NB: This is a guest article by Jonathan MacDonald, co-founder of This Fluid World.
Across all industries - especially travel - the volume and context of data generated by users is apparently the key to future business models.
Common thinking suggests the greater the volume and richness of data, the greater our ability to target commercial communications and fine-tune offerings for competitive success.
The more specific context of people we can add, the fuller the portrayed picture of a prospective or existing customer becomes.
The ultimate extension of this presents an absolute truth: the most valuable data is the most personal.
In modern business this is no news. I often observe a strategic starting point of three components; the first is the standard offering of a product or service (eg. a room, a seat, etc); the second is an objective of making money; and the third, for reasons above, to gain more data.
Thus, the value exchange runs:
- You provide your cash and information
- We'll provide our services
This is a value exchange from the perspective of service provision... But of course, when you're a hammer, everything looks like a nail.
One could argue however the most effective way of assembling a powerful value exchange is from the perspective of a person rather than the perspective of company.
As the Japanese business proverb goes:

"Concentrate on the product and the profit will follow."
To the case in point I would augment that to:

"Concentrate on the external value and the internal reward will follow."
If you turn the perspective a full cycle round to a personal perspective, and retain the absolute truth that the most valuable data is the most personal, we end up with a situation where people, not corporations, would be the most effective assemblers of value exchanges because people, not corporations, hold the rights to the greatest currency: privacy.
From the above thinking I have created a thesis based our personal privacy being a trade-worthy currency in exchange for common products and services - Privacy-as-a-Currency (PaaC), if you will.
To develop my thinking I originally needed an industry, a muse, that had a clear and traditional exchange of service in return for payment of one kind or another. The hotel sector seemed appropriate.
In this context I've been considering whether a person could exchange their own privacy as a form of payment.
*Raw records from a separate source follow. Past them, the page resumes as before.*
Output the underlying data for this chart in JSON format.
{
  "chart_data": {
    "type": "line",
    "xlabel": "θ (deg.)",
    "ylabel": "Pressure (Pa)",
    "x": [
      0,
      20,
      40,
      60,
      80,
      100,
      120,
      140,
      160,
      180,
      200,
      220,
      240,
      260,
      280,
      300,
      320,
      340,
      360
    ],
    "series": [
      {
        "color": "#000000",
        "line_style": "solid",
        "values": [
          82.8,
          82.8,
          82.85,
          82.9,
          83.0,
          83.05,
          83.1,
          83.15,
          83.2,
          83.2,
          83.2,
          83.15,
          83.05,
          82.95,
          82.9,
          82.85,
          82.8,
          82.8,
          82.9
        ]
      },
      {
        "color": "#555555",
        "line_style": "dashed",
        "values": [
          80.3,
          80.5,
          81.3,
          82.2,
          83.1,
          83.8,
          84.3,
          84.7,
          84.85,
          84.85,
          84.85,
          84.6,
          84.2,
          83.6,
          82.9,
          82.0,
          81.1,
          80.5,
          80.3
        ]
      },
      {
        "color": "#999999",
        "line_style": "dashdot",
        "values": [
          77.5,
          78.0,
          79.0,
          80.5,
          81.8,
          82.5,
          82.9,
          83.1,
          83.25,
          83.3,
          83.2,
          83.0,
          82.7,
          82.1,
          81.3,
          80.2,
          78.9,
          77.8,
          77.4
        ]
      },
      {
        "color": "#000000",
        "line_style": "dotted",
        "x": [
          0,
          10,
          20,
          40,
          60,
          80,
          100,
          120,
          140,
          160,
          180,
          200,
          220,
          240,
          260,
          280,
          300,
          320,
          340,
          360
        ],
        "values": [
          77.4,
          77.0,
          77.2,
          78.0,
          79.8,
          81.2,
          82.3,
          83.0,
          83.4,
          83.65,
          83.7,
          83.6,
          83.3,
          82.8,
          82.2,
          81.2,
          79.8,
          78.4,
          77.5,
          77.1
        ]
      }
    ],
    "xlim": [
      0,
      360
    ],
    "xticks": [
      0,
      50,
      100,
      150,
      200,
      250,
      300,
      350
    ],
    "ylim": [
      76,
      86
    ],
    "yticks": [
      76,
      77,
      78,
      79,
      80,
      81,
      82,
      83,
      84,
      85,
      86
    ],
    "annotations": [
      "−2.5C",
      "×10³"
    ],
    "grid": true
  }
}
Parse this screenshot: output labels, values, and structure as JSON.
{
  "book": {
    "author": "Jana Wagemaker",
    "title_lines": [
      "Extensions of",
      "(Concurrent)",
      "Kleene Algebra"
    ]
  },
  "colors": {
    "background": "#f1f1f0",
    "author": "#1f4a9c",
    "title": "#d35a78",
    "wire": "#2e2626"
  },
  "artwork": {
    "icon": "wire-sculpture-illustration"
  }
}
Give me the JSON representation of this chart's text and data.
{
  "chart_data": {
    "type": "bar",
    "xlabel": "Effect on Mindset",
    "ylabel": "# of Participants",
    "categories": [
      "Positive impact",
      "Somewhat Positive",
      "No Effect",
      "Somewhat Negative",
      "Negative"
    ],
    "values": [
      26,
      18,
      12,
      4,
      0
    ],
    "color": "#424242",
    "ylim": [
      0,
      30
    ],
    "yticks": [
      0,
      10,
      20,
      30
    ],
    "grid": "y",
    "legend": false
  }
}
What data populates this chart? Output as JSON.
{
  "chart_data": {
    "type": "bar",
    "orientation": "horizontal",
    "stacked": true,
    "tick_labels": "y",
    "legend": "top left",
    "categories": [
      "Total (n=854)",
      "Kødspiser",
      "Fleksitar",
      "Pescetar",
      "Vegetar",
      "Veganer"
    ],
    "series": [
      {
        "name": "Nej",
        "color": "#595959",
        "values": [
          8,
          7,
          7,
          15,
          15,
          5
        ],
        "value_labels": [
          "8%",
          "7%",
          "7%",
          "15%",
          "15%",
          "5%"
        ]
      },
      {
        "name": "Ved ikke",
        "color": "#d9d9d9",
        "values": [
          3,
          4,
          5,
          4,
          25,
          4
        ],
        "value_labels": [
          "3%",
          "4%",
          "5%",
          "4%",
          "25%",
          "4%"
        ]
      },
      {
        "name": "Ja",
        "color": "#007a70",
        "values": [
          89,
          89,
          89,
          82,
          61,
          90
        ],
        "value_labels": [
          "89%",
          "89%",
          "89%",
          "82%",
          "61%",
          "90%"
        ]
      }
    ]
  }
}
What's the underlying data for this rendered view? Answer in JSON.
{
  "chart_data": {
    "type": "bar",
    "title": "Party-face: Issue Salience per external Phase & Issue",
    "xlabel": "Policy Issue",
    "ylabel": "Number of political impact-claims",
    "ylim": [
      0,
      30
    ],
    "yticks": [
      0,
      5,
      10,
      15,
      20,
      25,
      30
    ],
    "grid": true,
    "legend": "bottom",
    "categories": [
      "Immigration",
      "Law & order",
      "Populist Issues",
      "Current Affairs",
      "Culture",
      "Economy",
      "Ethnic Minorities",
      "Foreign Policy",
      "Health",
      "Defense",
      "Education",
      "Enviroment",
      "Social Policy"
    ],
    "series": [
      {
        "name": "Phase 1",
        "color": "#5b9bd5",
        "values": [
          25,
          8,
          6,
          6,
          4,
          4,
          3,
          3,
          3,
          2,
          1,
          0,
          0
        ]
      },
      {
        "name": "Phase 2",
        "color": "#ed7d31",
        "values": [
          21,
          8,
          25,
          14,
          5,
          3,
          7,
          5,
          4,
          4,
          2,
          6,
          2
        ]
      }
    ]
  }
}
In exchange for staying in a room, one would agree to allow cameras to live stream content from within.
To some this may sound slightly obscene, after all what happens in hotel rooms should quite rightly be "private", but then again in a world where we play out our lives in social networks, there are modern paradigms that actually justify this type of approach rather than reject it.
I call the concept EyeHotel.
Let's look at so-called reality TV shows - some might say they are primarily orchestrated by editors and producers. How about talent shows? Some might say they are cynical circus side-shows created by the vertically waist-banded.
If people really want reality or actual talent, maybe EyeHotel could deliver it.
And, unsurprisingly, the revenue streams associated could diversify profitably from the norm. I've written more about it here, but in short:
- Footage streamed 24 hours a day, seven days week on EyeHotel.tv
- Hoteliers get paid AT LEAST rack rate and can remain anonymous.
The primary brand construct for EyeHotel.tv:
But remember, this isn't actually just applicable to hotels. It's about turning value exchanges round to start from a perspective of PaaC.
If you think about it, we're not that far removed already in a world where our personal information is being sold on a daily basis to various parties - however currently the average citizen isn't getting the primary value in return from that sale.
Perhaps this could or should change. Let me know.